HINDU SOPOYONO: Konsep Ketuhanan Hindu
OM SVASTI ASTU - SELAMAT DATANG DI SOPOYONO BLOGSPOT
“Aku hendak membagikan apa yang kudengar – itupun jika kau mengizinkan!”

Sabtu

Konsep Ketuhanan Hindu

Banyaknya perdebatan tentang konsep ketuhanan menurut Hindu tidak habis habisnya karena pikiran manusia terbatas sedangkan Tuhan tidak terbatas. Baik antar umat Hindu sendiri maupun oleh umat non Hindu. Bahkan sampai ada yang mengatakan Hindu itu bukan agama, animisme bahkan dikatakan agama bumi.

Untuk itu saya sadur sebuah artike yang mengulas tentang konsep ketuhanan Hindu yang cukup jelas dan juga mungkin membingungkan berikut artikelnya :

Konsep Ketuhanan Agama Hindu
By. M. Anwar Firdausy

Om Swastyastu
Sesungguhnya agama Hindu adalah agama tertua di dunia, hal itu bisa dibuktikan dalam usia penelitian kitab-kitab Weda yang dilontarkan oleh para ahli bahwa agama yang berasal dari benua India ini tumbuh dan berkembang pada sekitar 6000 tahun sebelum masehi.

Bahkan dalam ekspedisi penggalian di Mesir telah ditemukan sebuah inskripsi yang diketahui berangka tahun 1200 SM. Isinya adalah perjanjian antara Ramses II dengan Hitites.

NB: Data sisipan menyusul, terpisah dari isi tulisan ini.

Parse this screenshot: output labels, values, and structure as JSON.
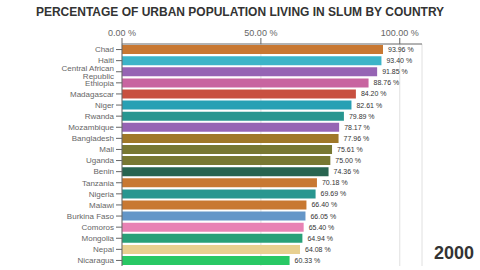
{
  "chart_data": {
    "type": "bar",
    "orientation": "horizontal",
    "title": "PERCENTAGE OF URBAN POPULATION LIVING IN SLUM BY COUNTRY",
    "annotations": [
      "2000"
    ],
    "categories": [
      "Chad",
      "Haiti",
      "Central African Republic",
      "Ethiopia",
      "Madagascar",
      "Niger",
      "Rwanda",
      "Mozambique",
      "Bangladesh",
      "Mali",
      "Uganda",
      "Benin",
      "Tanzania",
      "Nigeria",
      "Malawi",
      "Burkina Faso",
      "Comoros",
      "Mongolia",
      "Nepal",
      "Nicaragua"
    ],
    "values": [
      93.96,
      93.4,
      91.85,
      88.76,
      84.2,
      82.61,
      79.89,
      78.17,
      77.96,
      75.61,
      75.0,
      74.36,
      70.18,
      69.69,
      66.4,
      66.05,
      65.4,
      64.94,
      64.08,
      60.33
    ],
    "value_labels": [
      "93.96 %",
      "93.40 %",
      "91.85 %",
      "88.76 %",
      "84.20 %",
      "82.61 %",
      "79.89 %",
      "78.17 %",
      "77.96 %",
      "75.61 %",
      "75.00 %",
      "74.36 %",
      "70.18 %",
      "69.69 %",
      "66.40 %",
      "66.05 %",
      "65.40 %",
      "64.94 %",
      "64.08 %",
      "60.33 %"
    ],
    "colors": [
      "#c87832",
      "#3cb4c8",
      "#9664b4",
      "#c864a0",
      "#c85040",
      "#28a0b4",
      "#289690",
      "#9664b4",
      "#a07828",
      "#787832",
      "#787832",
      "#286450",
      "#c87832",
      "#289690",
      "#c87832",
      "#6496c8",
      "#e882b4",
      "#28a078",
      "#e8d090",
      "#28c864"
    ],
    "xlim": [
      0,
      108
    ],
    "xticks": [
      {
        "value": 0,
        "label": "0.00 %"
      },
      {
        "value": 50,
        "label": "50.00 %"
      },
      {
        "value": 100,
        "label": "100.00 %"
      }
    ],
    "grid": true,
    "data_labels": true
  }
}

Dalam perjanjian tersebut juga ada istilah Maitra Waruna yaitu sebagai gelar manisfestasi Sang Hyang Widhi Wasa yang menurut agama Hindu disebut-sebut dalam Weda disebut saksi.

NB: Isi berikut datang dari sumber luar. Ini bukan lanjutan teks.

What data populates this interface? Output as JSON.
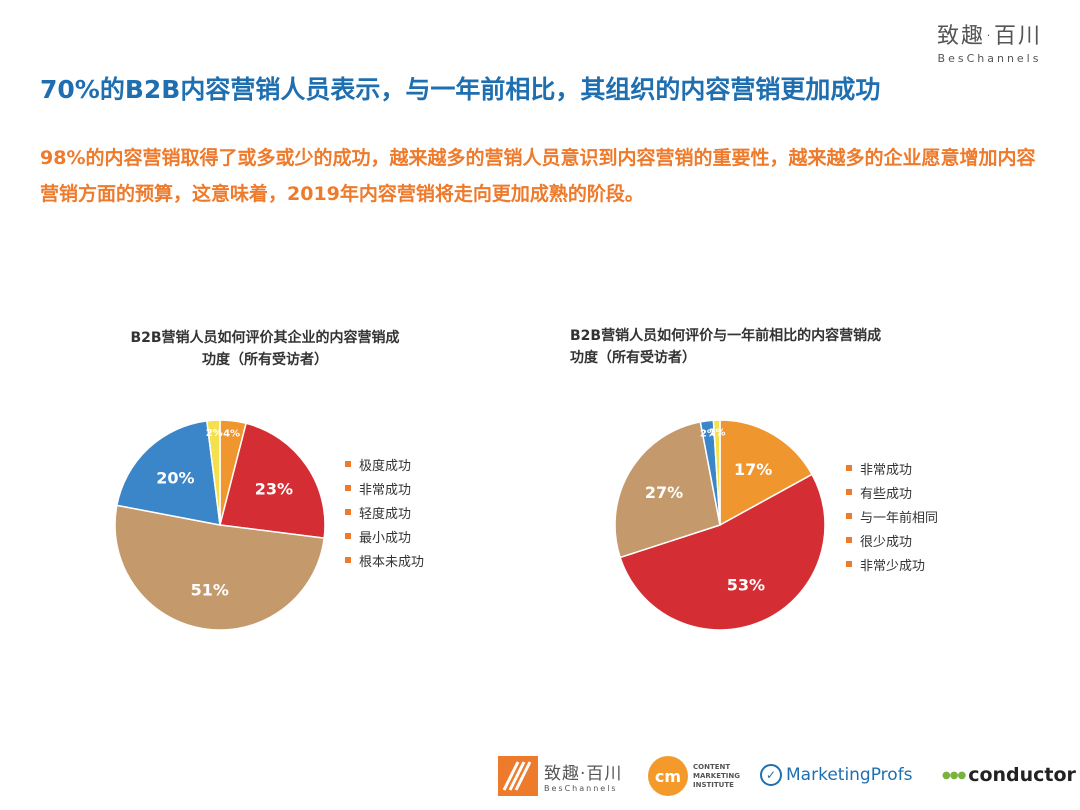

Sedangkan perkembangannya di Indonesia diperkirakan masuk pada awal tahun Masehi yang dibawa oleh para musafir dari India seperti Maha Resi Agastya yang dalam istilah Jawanya terkenal dengan sebutan Batara Guru atau Dwipayana serta para musafir dari Tiongkok yakni Musafir Budha Pahyien.

Menurut I Wayan Suja proses Agama Hindu cepat berkembang di negeri ini karena adanya persamaan unsur-unsur antara agama Hindu dan dengan kepercayaan asli, seperti 1) agama Hindu memuja Brahman dan para dewa, sedangkan kepercayaan nenek moyang kita memuja roh leluhur. 2) tempat pemujaan agama Hindu berupa lingga, candi, dan arca, sedangkan tempat pemujaan nenek moyang berupa menhir, punden berundak, tahta batu, dan patung. 3) upacara agama Hindu dipimpin oleh kaum Brahmana, sedangkan upacara nenek moyang dipimpin oleh dukun (I Wayan, Bali Post, 1997: 85). Adapun pembuktian secara fisik sangat signifikan dengan adanya peninggalan prasasti dan bangunan suci (seperti candi-candi yang tersebar di Indonesia).

Keesaan Tuhan serta WujudNya
Tidaklah mudah untuk memberikan penjelasan tentang Tuhan karena keterbatasan akal manusia, hal itu menunjukkan begitu kecilnya manusia dihadapanNya. Meski begitu manusia tetaplah membaktikan dirinya dihadapanNya sebagamana tertuang dalam sabda suci Rg veda X.129.6 yaitu:
Sesungguhnya siapakah yang mengenalaNya. Siapa pula yang dapat mengatakan kapan penciptaan itu. Dana kapan pula diciptakan alam semesta ini, diciptakan dewa-dewa. Siapakah yang mengetahui kapan kejadian itu?
 
Sabda suci yang serupa juga terungkap dalam Bhagavadgita X.2 yang artinya:
Baik para dewa maupun resi agung tidak mengenal asal mulaKu. Sebab dalam segala hal, Aku adalah sumber para dewa dan resi agung (Wayan dalam Aminah .Eds, 2005: 93-94).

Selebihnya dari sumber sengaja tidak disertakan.